Cette situation nouvelle aura des conséquences tant du point de vue  programmatique qu’institutionnel. Sur le plan programmatique, la poussée écologiste, reflétée dans le score des Verts mais également dans la tonalité générale de la campagne et les programmes de nombreux partis (cf. LREM), ne pourra être ignorée et sera très probablement la grande priorité de la prochaine législature.

Sur le plan institutionnel, les fortes pertes enregistrées par le PPE (moins 40 sièges environ) et le décalage vers la gauche de la majorité parlementaire (même si le PPE reste le premier groupe politique) devraient mettre à mal le verrou exercé par le parti et en particulier par la CDU/CSU allemande dans l’attribution des postes clés au sein du parlement européen, mais également de l’ensemble du système institutionnel de l’UE.

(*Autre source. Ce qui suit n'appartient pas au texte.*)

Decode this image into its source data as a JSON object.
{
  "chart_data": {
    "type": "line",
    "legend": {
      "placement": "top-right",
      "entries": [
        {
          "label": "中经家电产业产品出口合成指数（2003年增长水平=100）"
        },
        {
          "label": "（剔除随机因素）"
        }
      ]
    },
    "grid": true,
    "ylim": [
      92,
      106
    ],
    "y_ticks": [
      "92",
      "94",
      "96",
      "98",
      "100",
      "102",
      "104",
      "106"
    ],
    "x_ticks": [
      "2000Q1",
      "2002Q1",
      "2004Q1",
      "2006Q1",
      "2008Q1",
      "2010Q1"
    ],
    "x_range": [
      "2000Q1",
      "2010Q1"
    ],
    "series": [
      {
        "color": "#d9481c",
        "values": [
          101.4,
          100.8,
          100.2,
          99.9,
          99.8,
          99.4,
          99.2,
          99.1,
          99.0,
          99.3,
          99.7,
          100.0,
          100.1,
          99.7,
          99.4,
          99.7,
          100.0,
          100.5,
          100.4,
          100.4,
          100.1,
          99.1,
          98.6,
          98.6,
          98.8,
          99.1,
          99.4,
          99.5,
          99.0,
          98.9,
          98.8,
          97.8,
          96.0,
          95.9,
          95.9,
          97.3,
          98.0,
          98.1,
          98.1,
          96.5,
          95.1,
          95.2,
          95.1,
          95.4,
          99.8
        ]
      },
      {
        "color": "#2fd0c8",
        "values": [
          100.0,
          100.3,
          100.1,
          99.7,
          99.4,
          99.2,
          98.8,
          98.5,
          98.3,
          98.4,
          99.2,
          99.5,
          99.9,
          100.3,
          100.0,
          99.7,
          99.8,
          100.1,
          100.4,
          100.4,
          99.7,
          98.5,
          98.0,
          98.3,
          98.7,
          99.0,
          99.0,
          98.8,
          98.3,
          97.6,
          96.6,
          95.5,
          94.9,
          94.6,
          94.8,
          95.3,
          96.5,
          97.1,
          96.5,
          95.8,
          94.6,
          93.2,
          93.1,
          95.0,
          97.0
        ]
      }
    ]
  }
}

La première bataille sera bien évidemment celle de la présidence de la Commission et de la pérennité du système des « Spitzenkandidaten » inauguré en 2014. Selon une application stricte de ce principe, Manfred Weber, candidat du groupe le plus grand (PPE) qui reste essentiel à toute coalition majoritaire, devrait logiquement s’imposer. Mais la dynamique joue clairement contre lui, et les dernières déclarations des leaders européens dont Angela Merkel (laquelle a insisté sur l’importance des Spitzenkandidaten mais n’a pas revendiqué d’automaticité pour le groupe arrivé en tête) ont clairement ouvert la porte à des candidats alternatifs. Margrethe Vestager, seule candidate ayant acquis une vraie notoriété continentale dans le cadre de son rôle de Commissaire à la Concurrence (et ce faisant de ses décisions à l’encontre des GAFA), semble en position particulièrement favorable pour permettre l’émergence d’un compromis entre Parlement et Conseil européen et devenir, enfin, la première femme à la tête de la Commission.

D’un point de vue pro-européen, il s’agit là évidemment d’une interprétation optimiste des résultats de dimanche, et une lecture bien plus pessimiste est également possible. De l‘Italie à la France en passant par la Hongrie et la Pologne, les élections ont confirmé un ancrage profond de la droite nationaliste et eurosceptique à travers le contient, capable de prétendre ou de se maintenir au pouvoir dans plusieurs États majeurs.

Néanmoins, les droites nationalistes restent clairement minoritaires au sein du Parlement européen et leur capacité d’influence et de blocage, même si elle dépendra en partie des contours des futurs groupes politiques et donc de leur capacité à agir de manière unie, devrait rester limitée. Au vu des attentes les plus alarmistes qui avaient précédé les élections, le sentiment prédominant d’un point de vue pro-européen est celui d’un soulagement, voire même d’une vraie bonne nouvelle.